Por Letícia Parucker
Quando falamos em violência de gênero, imediatamente nosso pensamento nos direciona para agressões físicas e às vezes verbal, esquecendo de outras formas de violência.
Define-se violência de gênero todo e qualquer tipo de agressão física, psicológica, sexual ou simbólica contra uma pessoa em decorrência da sua identidade de gênero ou orientação sexual. Assim, é possível observar que este conceito não se refere apenas às mulheres, porém estas são as mais atingidas.
A violência de gênero vai além da agressão física ou verbal. Por exemplo, ela também se manifesta nas exigências impostas às mulheres de provarem, constantemente, suas capacidades tanto pessoais quanto profissionais.
Ao analisar essas diversas exigências, é como se as mulheres fossem obrigadas a se encaixar em dois estereótipos opressivos: de um lado, a “Amélia”, que representa a mulher submissa, aquela que vive para agradar, se sacrifica e não reclama; do outro, a “Geni”, que carrega o estigma de quem foge às normas e padrões de “moralidade”, sendo rotulada de promíscua e rejeitada pela sociedade.
Esses papéis reforçam o ciclo de opressão que a sociedade patriarcal impõe às mulheres, restringindo suas opções de atuação e expressão.
Por exemplo, aquela mulher que decide se dedicar à sua carreira profissional frequentemente é desafiada a provar sua competência duas vezes mais que seus colegas homens. Isso ocorre não só pela desigualdade de gênero tão evidente no mercado de trabalho, mas também pela visão arcaica de que a mulher nasce para ser a cuidadora, seja dos filhos, do lar ou do parceiro.

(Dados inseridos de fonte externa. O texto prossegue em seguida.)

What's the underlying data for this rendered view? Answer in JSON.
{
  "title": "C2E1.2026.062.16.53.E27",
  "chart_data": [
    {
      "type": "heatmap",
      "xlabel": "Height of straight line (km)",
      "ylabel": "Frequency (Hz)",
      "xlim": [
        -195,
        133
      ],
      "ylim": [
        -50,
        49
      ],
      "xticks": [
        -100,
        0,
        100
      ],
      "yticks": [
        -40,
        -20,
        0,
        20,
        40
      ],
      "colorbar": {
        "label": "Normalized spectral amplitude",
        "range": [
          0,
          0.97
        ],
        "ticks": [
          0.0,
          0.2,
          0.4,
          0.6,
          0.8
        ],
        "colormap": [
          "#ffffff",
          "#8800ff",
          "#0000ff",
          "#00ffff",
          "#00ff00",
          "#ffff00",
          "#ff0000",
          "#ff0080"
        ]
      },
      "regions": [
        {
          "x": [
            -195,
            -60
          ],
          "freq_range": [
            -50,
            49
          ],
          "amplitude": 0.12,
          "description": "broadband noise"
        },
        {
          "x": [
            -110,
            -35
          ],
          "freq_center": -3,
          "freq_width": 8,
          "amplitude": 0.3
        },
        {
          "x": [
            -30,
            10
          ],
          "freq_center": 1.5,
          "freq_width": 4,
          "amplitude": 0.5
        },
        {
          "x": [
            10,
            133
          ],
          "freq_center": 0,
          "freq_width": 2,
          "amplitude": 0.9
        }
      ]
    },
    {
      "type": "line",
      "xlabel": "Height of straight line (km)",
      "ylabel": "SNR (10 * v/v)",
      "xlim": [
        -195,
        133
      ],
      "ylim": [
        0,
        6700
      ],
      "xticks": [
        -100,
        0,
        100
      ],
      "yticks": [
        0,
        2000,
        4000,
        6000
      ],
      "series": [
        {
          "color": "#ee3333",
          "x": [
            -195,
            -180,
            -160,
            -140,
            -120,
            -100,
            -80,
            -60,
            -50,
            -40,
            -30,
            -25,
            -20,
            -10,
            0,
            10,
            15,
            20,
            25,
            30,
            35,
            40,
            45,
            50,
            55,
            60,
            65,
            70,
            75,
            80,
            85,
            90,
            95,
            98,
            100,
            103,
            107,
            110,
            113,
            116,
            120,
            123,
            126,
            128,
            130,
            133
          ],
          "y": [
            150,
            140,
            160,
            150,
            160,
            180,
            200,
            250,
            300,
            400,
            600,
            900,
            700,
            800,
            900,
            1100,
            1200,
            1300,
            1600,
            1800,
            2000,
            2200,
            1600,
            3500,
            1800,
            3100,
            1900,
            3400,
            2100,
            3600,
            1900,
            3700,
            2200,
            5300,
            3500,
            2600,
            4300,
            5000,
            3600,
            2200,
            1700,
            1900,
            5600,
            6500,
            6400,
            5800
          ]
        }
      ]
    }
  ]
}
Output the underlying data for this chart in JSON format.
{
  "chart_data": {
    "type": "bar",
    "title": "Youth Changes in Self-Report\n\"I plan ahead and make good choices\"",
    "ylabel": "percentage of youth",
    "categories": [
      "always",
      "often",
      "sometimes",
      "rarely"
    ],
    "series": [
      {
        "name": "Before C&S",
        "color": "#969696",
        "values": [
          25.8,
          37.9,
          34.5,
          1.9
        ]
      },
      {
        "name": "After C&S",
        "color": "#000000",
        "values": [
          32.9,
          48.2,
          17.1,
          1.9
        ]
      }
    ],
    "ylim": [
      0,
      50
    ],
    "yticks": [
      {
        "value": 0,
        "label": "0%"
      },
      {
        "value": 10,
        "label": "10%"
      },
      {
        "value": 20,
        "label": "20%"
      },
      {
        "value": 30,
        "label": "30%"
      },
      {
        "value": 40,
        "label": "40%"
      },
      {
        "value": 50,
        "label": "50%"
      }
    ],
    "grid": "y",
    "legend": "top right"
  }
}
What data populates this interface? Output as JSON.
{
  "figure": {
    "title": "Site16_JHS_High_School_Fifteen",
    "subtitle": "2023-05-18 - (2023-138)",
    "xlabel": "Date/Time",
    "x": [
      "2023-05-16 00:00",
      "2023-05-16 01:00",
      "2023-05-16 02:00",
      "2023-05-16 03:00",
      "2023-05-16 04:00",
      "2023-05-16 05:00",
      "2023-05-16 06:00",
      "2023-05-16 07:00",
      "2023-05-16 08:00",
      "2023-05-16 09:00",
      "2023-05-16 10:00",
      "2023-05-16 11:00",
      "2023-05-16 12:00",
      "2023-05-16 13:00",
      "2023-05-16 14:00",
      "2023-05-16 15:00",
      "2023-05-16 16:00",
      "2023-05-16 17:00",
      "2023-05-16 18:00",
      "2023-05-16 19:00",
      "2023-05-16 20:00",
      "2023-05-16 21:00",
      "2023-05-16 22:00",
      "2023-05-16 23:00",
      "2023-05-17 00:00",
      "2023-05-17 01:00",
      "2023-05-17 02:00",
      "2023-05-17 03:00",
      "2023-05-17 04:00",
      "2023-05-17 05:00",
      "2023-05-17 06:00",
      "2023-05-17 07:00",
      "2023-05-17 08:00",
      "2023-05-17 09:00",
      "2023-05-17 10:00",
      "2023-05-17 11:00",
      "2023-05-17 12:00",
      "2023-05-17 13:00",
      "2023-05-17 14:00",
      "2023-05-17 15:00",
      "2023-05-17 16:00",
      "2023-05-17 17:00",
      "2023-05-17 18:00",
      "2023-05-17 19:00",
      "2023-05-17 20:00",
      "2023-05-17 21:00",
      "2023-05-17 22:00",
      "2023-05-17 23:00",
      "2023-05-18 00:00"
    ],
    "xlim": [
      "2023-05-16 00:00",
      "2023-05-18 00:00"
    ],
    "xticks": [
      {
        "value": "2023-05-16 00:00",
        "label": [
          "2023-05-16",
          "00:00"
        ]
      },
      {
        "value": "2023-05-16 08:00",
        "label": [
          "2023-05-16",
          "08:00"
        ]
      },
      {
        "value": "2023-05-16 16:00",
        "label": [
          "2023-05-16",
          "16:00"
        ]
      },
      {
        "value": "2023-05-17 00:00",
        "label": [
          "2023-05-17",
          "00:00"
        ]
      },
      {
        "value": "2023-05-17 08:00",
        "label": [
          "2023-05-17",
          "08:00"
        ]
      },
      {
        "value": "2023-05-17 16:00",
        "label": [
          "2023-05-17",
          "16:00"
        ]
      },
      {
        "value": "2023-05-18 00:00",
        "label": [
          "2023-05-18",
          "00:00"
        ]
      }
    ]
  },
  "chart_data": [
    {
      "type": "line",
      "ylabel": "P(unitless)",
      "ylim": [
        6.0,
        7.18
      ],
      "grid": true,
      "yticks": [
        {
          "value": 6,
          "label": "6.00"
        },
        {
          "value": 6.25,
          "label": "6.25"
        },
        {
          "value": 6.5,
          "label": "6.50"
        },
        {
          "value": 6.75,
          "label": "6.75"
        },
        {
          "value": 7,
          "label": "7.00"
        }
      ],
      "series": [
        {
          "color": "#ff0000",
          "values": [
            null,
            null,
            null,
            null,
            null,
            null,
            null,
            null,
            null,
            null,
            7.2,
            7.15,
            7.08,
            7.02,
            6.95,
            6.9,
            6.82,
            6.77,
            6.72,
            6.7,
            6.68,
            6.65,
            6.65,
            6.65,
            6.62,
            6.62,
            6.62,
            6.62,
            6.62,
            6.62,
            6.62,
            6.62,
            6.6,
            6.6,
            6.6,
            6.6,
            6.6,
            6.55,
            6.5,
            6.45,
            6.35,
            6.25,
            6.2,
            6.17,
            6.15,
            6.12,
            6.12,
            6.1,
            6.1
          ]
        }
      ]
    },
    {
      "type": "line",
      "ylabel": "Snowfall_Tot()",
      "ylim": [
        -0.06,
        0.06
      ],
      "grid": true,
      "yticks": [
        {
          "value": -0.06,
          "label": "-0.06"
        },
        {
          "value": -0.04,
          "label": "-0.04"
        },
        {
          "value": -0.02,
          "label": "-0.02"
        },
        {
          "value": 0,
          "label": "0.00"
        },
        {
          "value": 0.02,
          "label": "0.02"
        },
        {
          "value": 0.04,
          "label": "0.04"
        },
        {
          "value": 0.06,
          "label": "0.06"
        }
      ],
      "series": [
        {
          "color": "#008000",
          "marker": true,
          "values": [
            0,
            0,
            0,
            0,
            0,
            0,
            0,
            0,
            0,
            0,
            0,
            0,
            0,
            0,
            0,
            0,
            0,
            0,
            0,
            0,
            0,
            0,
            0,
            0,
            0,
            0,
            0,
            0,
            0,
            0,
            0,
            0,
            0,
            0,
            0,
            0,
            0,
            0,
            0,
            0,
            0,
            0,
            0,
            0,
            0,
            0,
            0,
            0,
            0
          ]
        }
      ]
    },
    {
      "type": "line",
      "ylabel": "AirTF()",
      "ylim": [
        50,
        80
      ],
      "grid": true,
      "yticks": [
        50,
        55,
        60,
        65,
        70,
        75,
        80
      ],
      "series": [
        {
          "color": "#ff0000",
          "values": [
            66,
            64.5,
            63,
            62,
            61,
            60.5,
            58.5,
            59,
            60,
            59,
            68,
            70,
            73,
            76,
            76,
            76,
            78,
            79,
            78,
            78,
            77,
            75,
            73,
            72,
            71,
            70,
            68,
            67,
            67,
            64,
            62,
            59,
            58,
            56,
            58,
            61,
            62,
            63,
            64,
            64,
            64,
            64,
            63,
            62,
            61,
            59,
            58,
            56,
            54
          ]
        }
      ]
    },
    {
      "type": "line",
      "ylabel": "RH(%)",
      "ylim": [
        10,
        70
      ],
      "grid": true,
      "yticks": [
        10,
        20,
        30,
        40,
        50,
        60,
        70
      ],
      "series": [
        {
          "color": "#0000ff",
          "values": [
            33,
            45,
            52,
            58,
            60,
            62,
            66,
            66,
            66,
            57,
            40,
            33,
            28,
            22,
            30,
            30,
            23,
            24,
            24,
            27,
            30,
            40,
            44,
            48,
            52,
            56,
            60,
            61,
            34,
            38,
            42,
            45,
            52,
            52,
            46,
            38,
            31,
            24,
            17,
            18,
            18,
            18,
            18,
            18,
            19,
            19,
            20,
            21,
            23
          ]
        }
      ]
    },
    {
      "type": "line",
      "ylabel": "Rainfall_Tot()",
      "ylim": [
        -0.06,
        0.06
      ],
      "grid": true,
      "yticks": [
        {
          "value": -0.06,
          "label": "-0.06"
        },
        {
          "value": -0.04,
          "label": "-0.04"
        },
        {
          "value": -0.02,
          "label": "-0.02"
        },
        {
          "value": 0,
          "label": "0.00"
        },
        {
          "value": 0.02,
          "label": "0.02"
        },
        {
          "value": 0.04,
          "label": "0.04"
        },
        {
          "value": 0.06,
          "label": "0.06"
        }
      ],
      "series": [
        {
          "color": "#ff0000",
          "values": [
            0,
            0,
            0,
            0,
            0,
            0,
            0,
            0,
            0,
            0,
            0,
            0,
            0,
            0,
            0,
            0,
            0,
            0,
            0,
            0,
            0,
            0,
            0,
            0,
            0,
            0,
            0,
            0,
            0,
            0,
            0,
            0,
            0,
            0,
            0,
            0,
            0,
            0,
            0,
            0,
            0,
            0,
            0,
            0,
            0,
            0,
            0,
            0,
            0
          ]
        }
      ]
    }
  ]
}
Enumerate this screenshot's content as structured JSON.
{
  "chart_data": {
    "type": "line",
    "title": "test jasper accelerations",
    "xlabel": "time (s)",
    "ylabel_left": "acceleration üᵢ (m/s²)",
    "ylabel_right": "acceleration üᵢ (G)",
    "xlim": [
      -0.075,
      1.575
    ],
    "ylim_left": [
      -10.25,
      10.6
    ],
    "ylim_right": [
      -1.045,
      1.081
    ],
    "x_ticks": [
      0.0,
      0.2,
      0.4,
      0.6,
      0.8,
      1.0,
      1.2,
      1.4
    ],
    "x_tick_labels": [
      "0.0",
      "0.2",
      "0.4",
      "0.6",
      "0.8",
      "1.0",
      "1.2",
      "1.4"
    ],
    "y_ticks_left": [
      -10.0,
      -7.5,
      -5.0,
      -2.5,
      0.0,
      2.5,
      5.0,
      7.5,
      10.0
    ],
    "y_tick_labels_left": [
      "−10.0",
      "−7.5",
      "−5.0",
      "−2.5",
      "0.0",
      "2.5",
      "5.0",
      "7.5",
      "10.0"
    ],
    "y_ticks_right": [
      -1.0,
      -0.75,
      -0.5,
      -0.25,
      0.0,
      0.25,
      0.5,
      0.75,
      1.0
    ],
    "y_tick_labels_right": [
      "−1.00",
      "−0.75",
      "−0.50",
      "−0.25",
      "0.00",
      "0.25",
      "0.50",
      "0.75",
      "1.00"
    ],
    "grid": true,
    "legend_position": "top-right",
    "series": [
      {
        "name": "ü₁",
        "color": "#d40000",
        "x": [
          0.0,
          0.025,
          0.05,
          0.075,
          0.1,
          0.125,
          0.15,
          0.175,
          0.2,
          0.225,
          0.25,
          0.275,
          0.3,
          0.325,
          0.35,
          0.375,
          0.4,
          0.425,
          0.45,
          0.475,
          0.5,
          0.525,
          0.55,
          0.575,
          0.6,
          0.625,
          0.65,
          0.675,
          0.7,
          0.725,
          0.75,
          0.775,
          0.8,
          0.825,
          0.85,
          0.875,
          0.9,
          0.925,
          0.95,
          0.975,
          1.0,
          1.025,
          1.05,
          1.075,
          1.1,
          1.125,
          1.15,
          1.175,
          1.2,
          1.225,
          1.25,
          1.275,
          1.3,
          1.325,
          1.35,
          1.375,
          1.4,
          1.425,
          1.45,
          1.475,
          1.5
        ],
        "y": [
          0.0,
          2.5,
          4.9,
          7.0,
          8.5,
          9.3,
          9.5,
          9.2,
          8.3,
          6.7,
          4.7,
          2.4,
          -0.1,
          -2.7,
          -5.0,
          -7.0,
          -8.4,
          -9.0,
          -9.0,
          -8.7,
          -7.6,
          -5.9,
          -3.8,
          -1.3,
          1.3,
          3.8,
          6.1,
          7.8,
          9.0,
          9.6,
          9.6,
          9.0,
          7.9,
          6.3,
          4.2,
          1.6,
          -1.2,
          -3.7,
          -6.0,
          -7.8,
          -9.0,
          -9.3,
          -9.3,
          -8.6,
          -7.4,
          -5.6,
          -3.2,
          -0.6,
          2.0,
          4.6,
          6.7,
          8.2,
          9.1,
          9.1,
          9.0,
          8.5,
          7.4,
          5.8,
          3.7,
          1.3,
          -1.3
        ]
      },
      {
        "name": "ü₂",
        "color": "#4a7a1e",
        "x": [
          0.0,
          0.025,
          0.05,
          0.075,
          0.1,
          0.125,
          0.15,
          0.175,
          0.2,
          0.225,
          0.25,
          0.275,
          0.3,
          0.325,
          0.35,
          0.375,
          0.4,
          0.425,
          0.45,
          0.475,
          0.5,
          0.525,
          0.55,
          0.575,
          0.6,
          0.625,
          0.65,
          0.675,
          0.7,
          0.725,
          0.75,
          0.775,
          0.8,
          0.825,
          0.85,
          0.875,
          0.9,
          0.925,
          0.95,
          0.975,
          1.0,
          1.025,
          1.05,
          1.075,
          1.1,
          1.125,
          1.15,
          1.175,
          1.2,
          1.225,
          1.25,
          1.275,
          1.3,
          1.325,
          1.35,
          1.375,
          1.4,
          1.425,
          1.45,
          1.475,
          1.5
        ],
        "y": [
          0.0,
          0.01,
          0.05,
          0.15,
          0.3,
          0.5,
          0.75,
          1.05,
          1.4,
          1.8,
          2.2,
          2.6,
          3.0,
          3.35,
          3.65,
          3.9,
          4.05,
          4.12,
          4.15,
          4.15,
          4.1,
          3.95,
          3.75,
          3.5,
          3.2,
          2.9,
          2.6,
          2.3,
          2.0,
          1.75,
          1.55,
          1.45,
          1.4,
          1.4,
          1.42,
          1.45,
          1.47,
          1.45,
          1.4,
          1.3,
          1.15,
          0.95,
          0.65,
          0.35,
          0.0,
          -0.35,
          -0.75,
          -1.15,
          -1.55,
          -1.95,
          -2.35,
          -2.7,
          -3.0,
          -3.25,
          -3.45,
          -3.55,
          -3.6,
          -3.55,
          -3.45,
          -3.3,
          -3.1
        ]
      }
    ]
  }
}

Nesta absurda realidade, a imagem da mulher que não se enquadra nos moldes tradicionais enfrenta ainda outras barreiras. Quando uma mulher é assertiva, independente e questiona as regras impostas, muitas vezes é vista como “fora do lugar” ou “agressiva”, enquanto os mesmos comportamentos em homens são exaltados como sinal de liderança e ambição.
E não podemos esquecer que toda esta cultura patriarcal, estimula que as próprias vítimas não percebam a violência contra elas praticada, pois nós mulheres fomos educadas socialmente para aceitar estes comportamentos nocivos. A autora bell hooks esclarece isto em seu livro Teoria Feminista – da margem ao centro[1]:
“A ideologia supremacista masculina encoraja a mulher a não enxergar nenhum valor em si mesma, a acreditar que ela só adquire algum valor por intermédio dos homens. Fomos ensinadas que nossas relações umas com as outras não nos enriquecem, mas, pelo contrário, deixam-nos ainda mais pobres. Fomos ensinadas que as mulheres são inimigas ‘naturais’ umas das outras, que a solidariedade nunca irá existir entre nós porque não sabemos nem devemos nos unir. E essas lições foram muito bem aprendidas.”
Essa constante submissão culturalmente imposta à mulher aliada ao peso de precisar estar sempre provando sua competência, é uma forma de violência sutil, porém muito presente na nossa sociedade mesmo nos dias atuais, prejudicando a nossa autoestima e sufocando as possibilidades de emancipação plena.
As mulheres, ainda hoje, são julgadas por suas escolhas e comportamentos, nos colocando forçadamente a assumir o papel de “Amélia” ou “Geni”. A “Amélia”, estigmatizada como a mulher passiva e devota, é muitas vezes exaltada como modelo de feminilidade, enquanto a “Geni” é criticada e desprezada por quebrar as convenções sociais, servindo de alvo de julgamentos e hostilidades.
Entretanto, esses estereótipos são construções sociais que visam controlar e delimitar o papel das mulheres na sociedade. A mulher que reivindica seu espaço de voz, resistência e autonomia, desafia essas categorias. Ela mostra que não precisa ser confinada a rótulos ou atender às expectativas alheias, mas pode escolher seus próprios caminhos, seja no campo pessoal ou profissional, sem a obrigação de se provar incessantemente.
A luta contra a violência de gênero continua sendo necessária para a criação de um ambiente social e profissional que valorize as mulheres por suas habilidades e méritos, sem exigir delas a constante reafirmação de suas capacidades ou, ainda, evocando supostos papéis que nos foram impostos contra a nossa vontade apenas para satisfazer a vontade masculina.
As mulheres devem ser livres para ser o que quiserem, sem estarem sujeitas a uma vigilância implacável e desumana que as condiciona a provar, resistir e lutar muito mais que os homens para ocuparem o mesmo espaço.
[1] hooks, bell. Teoria Feminista – da margem ao centro. São Paulo: Perspectiva, 2019 (pg. 79).